Arrivé le 18 novembre, Fathi Bachagha a été reçu le lendemain par le chef de la diplomatie française, Jean-Yves Le Drian, ainsi que par son homologue, Gérald Darmanin. D’autres rencontres sont prévues ce 20 novembre au ministère de la Défense. Fathi Bachagha est un poids lourd à Tripoli et l'un des acteurs clés de la scène libyenne. Il dit répondre à l’invitation de la France alors que nombreux sont ceux dans le camp de l’ouest libyen à contester cette visite.

La France, en recevant Fathi Bachagha, l’homme de la Turquie et l’un des hommes clef en Libye, tente-t-elle de reprendre de son influence à Tripoli ? Les multiples entretiens de Fathi Bachagha à Paris s’inscrivent dans le cadre de « contacts plus larges avec les Libyens » visant à une pleine mise en œuvre du cessez-le-feu, indique le ministère des Affaires étrangères, qui récuse tout tournant diplomatique

Alors que la France est accusée de parti pris en Libye et qu’on lui reproche d’avoir longtemps soutenu l’homme fort de l’Est libyen, le maréchal Khalifa Haftar, face au gouvernement d’union nationale (GNA), reconnu par l’ONU, le chef de la diplomatie française évoque « le soutien de la France au processus politique et la poursuite du dialogue interlibyen pour appliquer l’accord de cessez-le-feu ».

« Signes ecourageants »

La France qui a perdu de son influence en Libye, cherche à rééquilibrer ses rapports avec les différentes parties. Après avoir soutenu le maréchal Khalifa Haftar, elle tente de garder la main, et pointe les « signes encourageants ». Elle invite donc l’homme fort de l’ouest libyen, une personnalité clé à Tripoli, qui était jusqu’à présent farouchement opposé à la France.

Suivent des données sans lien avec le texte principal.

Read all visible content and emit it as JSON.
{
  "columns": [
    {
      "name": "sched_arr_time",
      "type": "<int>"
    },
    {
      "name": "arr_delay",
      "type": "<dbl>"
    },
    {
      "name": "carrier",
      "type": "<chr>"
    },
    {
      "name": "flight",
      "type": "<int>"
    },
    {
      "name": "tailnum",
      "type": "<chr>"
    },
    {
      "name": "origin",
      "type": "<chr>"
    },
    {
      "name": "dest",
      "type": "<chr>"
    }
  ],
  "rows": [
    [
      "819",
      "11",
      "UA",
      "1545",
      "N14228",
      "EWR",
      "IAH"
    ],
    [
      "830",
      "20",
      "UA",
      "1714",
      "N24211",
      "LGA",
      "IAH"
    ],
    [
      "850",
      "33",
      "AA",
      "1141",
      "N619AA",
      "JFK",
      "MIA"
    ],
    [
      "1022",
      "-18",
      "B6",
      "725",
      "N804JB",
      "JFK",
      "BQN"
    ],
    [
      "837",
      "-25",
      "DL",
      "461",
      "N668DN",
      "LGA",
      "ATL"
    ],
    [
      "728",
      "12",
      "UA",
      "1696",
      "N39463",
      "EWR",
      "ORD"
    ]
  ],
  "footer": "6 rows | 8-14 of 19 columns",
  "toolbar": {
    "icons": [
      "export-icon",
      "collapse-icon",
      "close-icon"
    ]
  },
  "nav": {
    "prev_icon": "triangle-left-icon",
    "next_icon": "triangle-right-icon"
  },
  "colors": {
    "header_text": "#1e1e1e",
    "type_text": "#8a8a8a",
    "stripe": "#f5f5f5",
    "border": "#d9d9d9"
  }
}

En se rendant à Paris, après être allé au Caire début novembre, Fathi Bachagha semble vouloir tourner la page. Il « veut être perçu comme étant soutenu pour qu’il puisse devenir Premier ministre », estiment plusieurs observateurs. Mais « le fait d’inviter quelqu’un à Paris, ce n’est pas l’adouber », insiste-t-on au Quai d’Orsay,

Appuyé par la Turquie et par les Etats-Unis le nom de Fathi Bachagha revient souvent pour figurer parmi les successeurs du Premier ministre démissionnaire Fayez el-Sarraj afin de conduire la nouvelle période de transition qui doit préparer les élections de 2021. Avant sa tournée, Fathi Bachagha, cet ancien chef de milice à Misrata qui se présente comme la meilleure alternative à l’actuel Premier ministre, avait procédé à plusieurs arrestations à Tripoli dont celle d’un fameux trafiquant d’êtres humains, ce qui lui a valu les félicitations de Paris.

« Nous avons insisté pour que la France révise sa position en Libye » avait tweeter Fathi Bashagha avant de corriger: « nous avons insisté pour un rôle positif de Paris en soutien au dialogue politique ».

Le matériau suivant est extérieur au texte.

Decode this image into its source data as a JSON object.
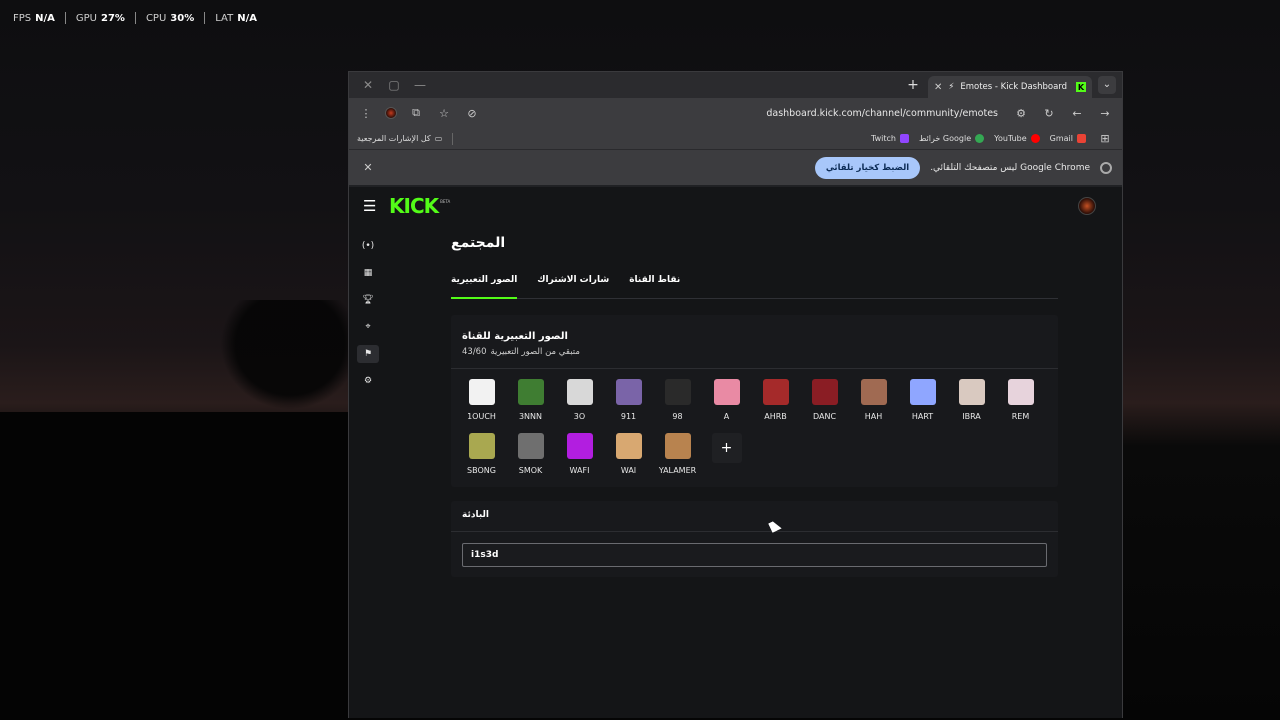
{
  "overlay": {
    "fps_label": "FPS",
    "fps_value": "N/A",
    "gpu_label": "GPU",
    "gpu_value": "27%",
    "cpu_label": "CPU",
    "cpu_value": "30%",
    "lat_label": "LAT",
    "lat_value": "N/A"
  },
  "browser": {
    "tab_title": "Emotes - Kick Dashboard",
    "url": "dashboard.kick.com/channel/community/emotes",
    "bookmarks": {
      "all_bookmarks": "كل الإشارات المرجعية",
      "twitch": "Twitch",
      "maps": "خرائط Google",
      "youtube": "YouTube",
      "gmail": "Gmail"
    },
    "infobar": {
      "message": "Google Chrome ليس متصفحك التلقائي.",
      "button": "الضبط كخيار تلقائي"
    }
  },
  "kick": {
    "logo": "KICK",
    "beta": "BETA",
    "page_title": "المجتمع",
    "tabs": [
      "الصور التعبيرية",
      "شارات الاشتراك",
      "نقاط القناة"
    ],
    "emotes_card": {
      "title": "الصور التعبيرية للقناة",
      "remaining_label": "متبقي من الصور التعبيرية",
      "remaining_count": "43/60"
    },
    "emotes": [
      {
        "name": "1OUCH",
        "color": "#f2f2f2"
      },
      {
        "name": "3NNN",
        "color": "#3f7d32"
      },
      {
        "name": "3O",
        "color": "#d8d8d8"
      },
      {
        "name": "911",
        "color": "#7a64a8"
      },
      {
        "name": "98",
        "color": "#2a2a2a"
      },
      {
        "name": "A",
        "color": "#e98aa4"
      },
      {
        "name": "AHRB",
        "color": "#a52a2a"
      },
      {
        "name": "DANC",
        "color": "#8a1d24"
      },
      {
        "name": "HAH",
        "color": "#a06a52"
      },
      {
        "name": "HART",
        "color": "#8fa6ff"
      },
      {
        "name": "IBRA",
        "color": "#d9c9c0"
      },
      {
        "name": "REM",
        "color": "#e7d3dc"
      },
      {
        "name": "SBONG",
        "color": "#a9a850"
      },
      {
        "name": "SMOK",
        "color": "#6f6f6f"
      },
      {
        "name": "WAFI",
        "color": "#b21ee0"
      },
      {
        "name": "WAI",
        "color": "#d8a871"
      },
      {
        "name": "YALAMER",
        "color": "#b8834f"
      }
    ],
    "prefix_card": {
      "title": "البادئة",
      "value": "i1s3d"
    }
  },
  "colors": {
    "kick_green": "#53fc18",
    "infobar_button": "#a8c7fa"
  }
}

Quant à la rencontre avec son homologue français, Gérald Darmanin, le ministre libyen de l’Intérieur dit avoir discuté de coopération sécuritaire, des migrations et de lutte contre le terrorisme. « La France va nous fournir une aide technique et matérielle », a tweeté Fathi Bachagha évoquant également la formation de forces sécuritaires par la police française. Des accords sécuritaires ont été signés avec des sociétés françaises spécialistes dans le domaine de la sécurité, notamment pour l’identification biométrique de personnes.